Édith rentra chez elle, ôta son manteau et le jeta d’un geste désinvolte sur la patère de la porte. Puis elle respira profondément le riche parfum qui provenait du séjour et ne put s’empêcher de saliver.
Elle qui n’avait pas ressenti la faim durant toute la durée des débats au Ministère de la Défense s’aperçut que son estomac criait famine.
– « Comment se fait-il que vous rentriez si tard aujourd’hui ? » Demanda Cole en passant la tête par la porte, une cuillère à la main ?
– « La guerre pouvant commencer à tout moment, le Ministère de la Défense a encore beaucoup à faire », répondit-elle. « Et le Royaume de l’Aube complique encore les choses. » Elle troqua ses bottes de cuir contre une douce paire de chaussettes et entra au salon : « Si jamais il m’arrive encore de rentrer tard, ne m’attendez pas pour dîner. »
– « Ne vous inquiétez pas, cela ne m’ennuie pas », répondit son frère. « Est-il vrai que Sa Majesté n’a pas encore pris sa décision quant au Roi de l’Aube ? Si jamais il choisit d’adopter la stratégie de Barov, cela ne risque-t-il pas de gâcher vos projets ? »
– « Pensez-vous vraiment que le Roi soit si influençable ? » Demanda Edith en tapotant la tête de son jeune frère alors qu’elle passait devant lui. « Roland Wimbledon n’est pas homme à se laisser aveugler par les idées de ses subordonnés. »
– « Quoi de neuf cette fois ? » Demanda Cole en lui jetant un regard curieux.
– « Si je vous le dis, je devrai vous tuer », répondit sa sœur en le regardant d’une manière telle qu’il frémit aussitôt.
Sur la table étaient disposés deux plats et une soupe à base de champignons Bec d’Oiseau, la spécialité de la Cité Sans Hiver.

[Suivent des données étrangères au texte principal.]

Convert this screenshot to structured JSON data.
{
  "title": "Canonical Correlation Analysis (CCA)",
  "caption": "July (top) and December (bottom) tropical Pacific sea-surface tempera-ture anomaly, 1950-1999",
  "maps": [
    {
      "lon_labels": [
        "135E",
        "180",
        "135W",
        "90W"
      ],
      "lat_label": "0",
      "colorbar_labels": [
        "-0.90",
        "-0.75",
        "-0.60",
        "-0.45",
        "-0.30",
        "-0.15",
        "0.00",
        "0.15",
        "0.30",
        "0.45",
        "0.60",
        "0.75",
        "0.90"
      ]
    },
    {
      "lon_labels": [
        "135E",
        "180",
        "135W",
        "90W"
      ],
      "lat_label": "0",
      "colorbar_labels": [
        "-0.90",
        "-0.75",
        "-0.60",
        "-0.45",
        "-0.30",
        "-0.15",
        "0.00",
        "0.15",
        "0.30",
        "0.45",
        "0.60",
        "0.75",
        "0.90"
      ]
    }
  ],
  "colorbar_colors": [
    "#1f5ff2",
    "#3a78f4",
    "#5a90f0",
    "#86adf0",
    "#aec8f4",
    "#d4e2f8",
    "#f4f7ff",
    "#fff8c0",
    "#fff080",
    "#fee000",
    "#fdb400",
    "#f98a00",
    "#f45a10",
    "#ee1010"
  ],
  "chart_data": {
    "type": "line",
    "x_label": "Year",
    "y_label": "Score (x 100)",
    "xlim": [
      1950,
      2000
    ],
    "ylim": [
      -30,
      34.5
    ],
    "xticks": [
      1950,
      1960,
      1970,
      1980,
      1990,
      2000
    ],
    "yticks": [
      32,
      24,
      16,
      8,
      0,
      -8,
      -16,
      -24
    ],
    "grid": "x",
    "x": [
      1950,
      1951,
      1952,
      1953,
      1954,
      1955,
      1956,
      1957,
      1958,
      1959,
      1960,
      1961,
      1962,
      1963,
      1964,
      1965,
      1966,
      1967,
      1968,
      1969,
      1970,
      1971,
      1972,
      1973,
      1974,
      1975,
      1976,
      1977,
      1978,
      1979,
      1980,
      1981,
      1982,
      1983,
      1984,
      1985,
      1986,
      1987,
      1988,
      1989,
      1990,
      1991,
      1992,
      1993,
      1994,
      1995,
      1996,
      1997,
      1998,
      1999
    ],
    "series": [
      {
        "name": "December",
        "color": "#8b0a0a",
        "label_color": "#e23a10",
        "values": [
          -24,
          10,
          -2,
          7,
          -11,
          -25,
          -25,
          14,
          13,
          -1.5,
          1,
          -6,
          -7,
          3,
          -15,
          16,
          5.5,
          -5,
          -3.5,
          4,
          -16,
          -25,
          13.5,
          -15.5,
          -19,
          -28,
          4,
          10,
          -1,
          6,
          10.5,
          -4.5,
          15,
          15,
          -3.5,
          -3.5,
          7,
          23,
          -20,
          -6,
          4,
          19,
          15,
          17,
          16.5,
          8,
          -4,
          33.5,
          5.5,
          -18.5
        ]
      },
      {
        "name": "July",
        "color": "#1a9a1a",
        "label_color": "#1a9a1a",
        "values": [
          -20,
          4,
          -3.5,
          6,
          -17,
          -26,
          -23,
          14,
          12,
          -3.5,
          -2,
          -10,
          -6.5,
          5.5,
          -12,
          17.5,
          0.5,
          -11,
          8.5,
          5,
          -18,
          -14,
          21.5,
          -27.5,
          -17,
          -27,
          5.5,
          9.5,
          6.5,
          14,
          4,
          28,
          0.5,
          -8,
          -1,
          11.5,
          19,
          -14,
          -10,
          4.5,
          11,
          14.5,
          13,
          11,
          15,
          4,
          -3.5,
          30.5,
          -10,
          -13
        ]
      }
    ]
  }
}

Depuis quelques temps, peut-être parce qu’il y avait davantage de chasseurs pour en rapporter, à moins que l’on ait découvert une nouvelle source, le marché de proximité offrait un bel étalage de ces champignons, particulièrement goûteux, frais et juteux. Le prix ayant baissé, la vente était sur le point de dépasser celle des produits carnés.
S’ils n’étaient pas si difficiles à conserver en raison de leur texture adipeuse, ces champignons se seraient très bien vendus à l’extérieur.
Edith en mit un morceau dans la bouche : la saveur légèrement grillée de son chapeau se mélangeait parfaitement avec celle du beurre fondu. Elle mordit dedans avec satisfaction et, à sa plus grande joie, sentit sa bouche se remplir de jus.
Elle réalisa alors qu’elle avait sous-estimé son frère cadet car en dépit de son tempérament indécis et de son piètre talent pour l’escrime, sa capacité d’apprentissage allait bien au-delà de ce qu’elle aurait pu imaginer.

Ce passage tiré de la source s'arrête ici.